Timo lit a hand-rolled cigarette. The tin with the flower on the lid was in his lap.
“We have two days of rations,” he said. “Four if we go onto half rations.”
“That is not as bad as I thought. But it will not be enough.”
She thought for a moment.
“I will take the toys,” she said. “And the doll. They have high value amongst these people.”
“I thought you wanted to take the toys back with us?”
“Silver Road is three or four days away, Timo. We need to remain strong.”
“We can survive without rations. We have done so before. I thought the toys were important to you.”
She leaned a hand against her holstered pistol. “Are you questioning decisions once more?”
“No,” he said, lowering his head. “But what if they are pretending to be weak? Can a community be this stupid?”
“I have already factored that in. Have you forgotten who I am?”
“No, Pavla.”
“Good. If it is a trap then you can rescue me and be a hero. Our people will make up songs of you.”

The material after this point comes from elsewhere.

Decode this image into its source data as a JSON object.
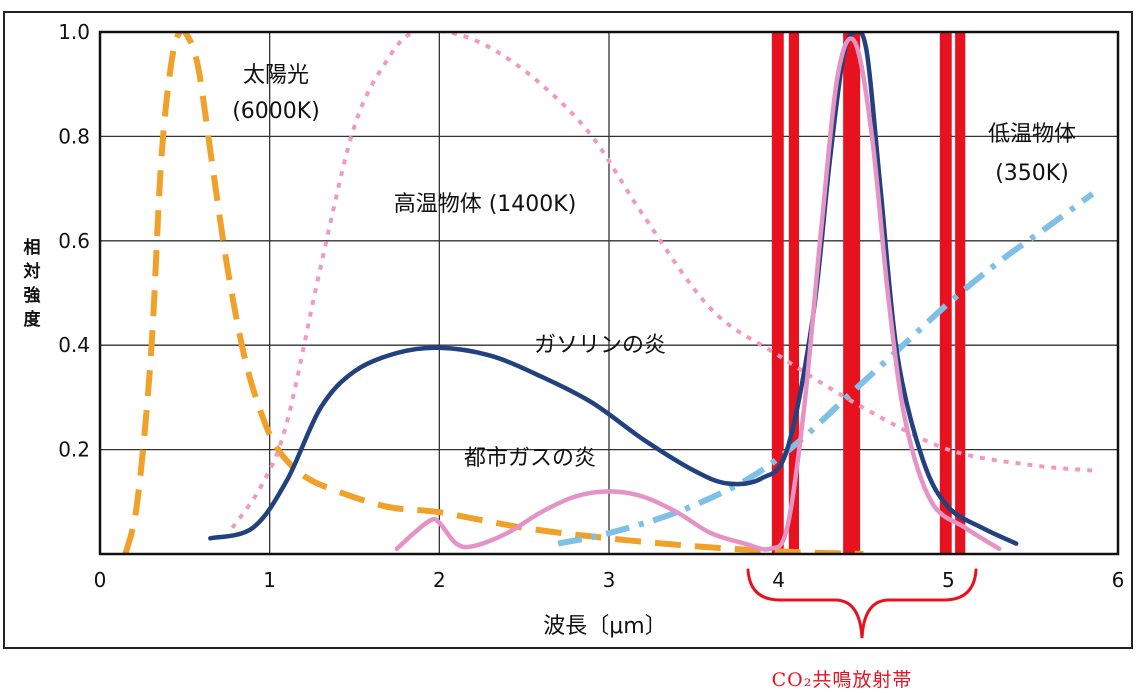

He laughed at her words, for a moment, but saw there was no humour or warmth in her face and hurriedly suppressed his light-hearted reaction. She went into the second room, coffee in hand, and peered through the binoculars. He understood but could not accept her bitterness. Two years before she had uncovered a plot to assassinate the President and single-handedly prevented it by killing a four-man cell. Other men had claimed the victory, men with influence, and her name had remained largely unknown. But soldiers knew the truth. The President was saved and surely that was more important.
“Are you certain about the toys?”
“Yes.”
“And the doll?”
“Yes.”
He smoked.
He stared into the fire.
“We’re not going back, are we?”
“We have an objective to complete.”
“That wasn’t what I asked.”
She leaned back in her chair.
“You do not ask questions, Timo. In this place or back home, it is the same. You do not ask questions.”
“I understand.”
“You do not seem to.”
He said nothing.
“Our objective is to return home once we have it. But if we are compromised it is to be destroyed.”
“Yes, Pavla.”
He knew of her family back home, a husband and a six-year old son with sightless eyes who’d never witnessed the face of his parents or the twist of autumn leaves. But he had loved ones, too. His father did not recognise those around him and lived in a hospital with other sufferers of the same illness. It was painful to visit him but Timo still enjoyed the old man’s company. His sister, Oxanna, was excelling in science with a bright career ahead of her and his younger brother, Jerek, was a labourer in the city rebuild crews, with a family of his own.
He flicked his cigarette onto the fire, stepped into the adjoining room.
“I apologise. I am not questioning your authority or the mission.”
Pavla nodded.
“We both know there might be no return from this. We have left a trail of bodies and that trail will lead to Silver Road.”
He stiffened.
“I am willing to die for the mission. Whatever it takes.”
He lit another cigarette. Pavla watched his thumb shift across the lid of the metal tin.
“That tin means something to you, doesn’t it?”
He looked up, surprised by her question.
“Yes.”
“Tell me.”
His cheeks grew red. “It belonged to my mother. She gave it to me before she died.”
“What did it mean to her?”
“It seems stupid in the middle of all this.”
She took it from him. “What did your mother keep in it?”
“Teeth,” said Timo.
“Teeth?”
“Baby teeth. Mine, my brother, Jerek, my sister, Oxanna.”
“But now you carry your tobacco and papers inside it?”
“I gave the teeth to my sister. She has a chest for personal family things. But I like to keep the tin with me. I am carrying part of my mother. She is watching over us and she is proud.”
He chewed his lip.
“I told you it was stupid.”
She handed back the tin.
“Empty it, Timo, and put it with the other items. I will trade it in the morning.”